Asset Value and Pricing

One important advantage that many closed-end funds offer is a price discount. While open-end funds sell at their net asset value (NAV -- the value of fund assets divided by the number of shares), a closed-end fund can sell at either a premium or a discount to the NAV. A common situation in the closed-end world is a fund with $10-a-share assets selling for only $9. The discount or premium on the fund is readily available public information that you can access in financial newspapers or online.

Problem Premiums

Closed-end funds that sell at a premium to their asset value pose a problem for investors. There's no guarantee that a fund's assets will continue to gain in value, and investor optimism -- which is what the premium represents -- can turn quickly. A fall in value toward a zero premium in nearly all cases is going to mean a loss on the investment. Observers in the mutual fund industry usually advise new investors to avoid closed-end funds that trade at a premium. This means there is a strong likelihood that new money won't be coming into the fund and the premium will eventually disappear.

The Management Advantage

A closed-end fund offers certain advantages for managers, who don't have to worry about raising cash for redemptions by shareholders. All of a closed-end fund's shares are issued when the fund initiates operations. Shareholders who want out just put in a sell order, and proceeds of the sale come from the buyer -- not from the fund itself.
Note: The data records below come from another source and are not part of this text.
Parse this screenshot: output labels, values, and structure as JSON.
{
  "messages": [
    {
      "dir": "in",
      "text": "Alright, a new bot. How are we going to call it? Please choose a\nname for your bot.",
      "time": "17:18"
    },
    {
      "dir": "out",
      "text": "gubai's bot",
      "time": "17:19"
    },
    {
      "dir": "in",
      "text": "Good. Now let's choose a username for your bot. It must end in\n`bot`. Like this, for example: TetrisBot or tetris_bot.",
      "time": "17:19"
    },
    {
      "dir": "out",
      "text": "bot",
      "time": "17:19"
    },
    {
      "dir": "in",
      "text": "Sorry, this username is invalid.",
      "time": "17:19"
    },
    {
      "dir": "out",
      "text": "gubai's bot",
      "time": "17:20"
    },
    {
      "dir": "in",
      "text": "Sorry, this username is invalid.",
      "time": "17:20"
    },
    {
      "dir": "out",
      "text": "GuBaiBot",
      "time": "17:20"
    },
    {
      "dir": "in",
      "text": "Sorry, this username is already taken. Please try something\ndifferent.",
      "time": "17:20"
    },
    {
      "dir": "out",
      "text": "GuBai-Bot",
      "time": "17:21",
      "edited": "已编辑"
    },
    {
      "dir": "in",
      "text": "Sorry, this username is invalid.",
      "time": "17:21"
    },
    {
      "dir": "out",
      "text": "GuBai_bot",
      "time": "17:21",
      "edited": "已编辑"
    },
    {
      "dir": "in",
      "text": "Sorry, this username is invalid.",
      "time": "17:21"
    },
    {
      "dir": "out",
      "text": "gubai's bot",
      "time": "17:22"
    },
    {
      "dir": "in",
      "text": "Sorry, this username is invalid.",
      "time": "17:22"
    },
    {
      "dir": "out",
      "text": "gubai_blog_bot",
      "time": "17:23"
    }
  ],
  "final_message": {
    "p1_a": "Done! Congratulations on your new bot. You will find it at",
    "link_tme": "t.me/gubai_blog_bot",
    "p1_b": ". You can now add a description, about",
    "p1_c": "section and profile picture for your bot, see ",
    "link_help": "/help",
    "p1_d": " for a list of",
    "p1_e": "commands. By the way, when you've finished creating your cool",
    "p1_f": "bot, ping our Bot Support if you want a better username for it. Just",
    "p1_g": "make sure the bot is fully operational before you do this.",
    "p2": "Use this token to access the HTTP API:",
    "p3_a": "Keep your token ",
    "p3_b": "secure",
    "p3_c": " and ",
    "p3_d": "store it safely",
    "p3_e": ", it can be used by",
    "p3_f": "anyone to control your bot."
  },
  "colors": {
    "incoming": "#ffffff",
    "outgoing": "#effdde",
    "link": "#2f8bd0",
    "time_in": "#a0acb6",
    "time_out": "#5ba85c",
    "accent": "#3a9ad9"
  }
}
This gives fund managers more flexibility in their choice of investments and their trading decisions.

Fees and Expenses

Active management, on the other hand, generally means more fees and expenses taken out of the fund. Because the fees are higher, a closed-end fund has a steeper hill to climb to match returns of index funds, which just mirror the performance of market indexes and don't require active management. Shareholders must pay higher fees and must also pay brokerage commissions when they buy and sell closed-end shares. This puts closed-ends at a disadvantage to open-end "no load" mutual funds, which don't charge upfront sales commissions.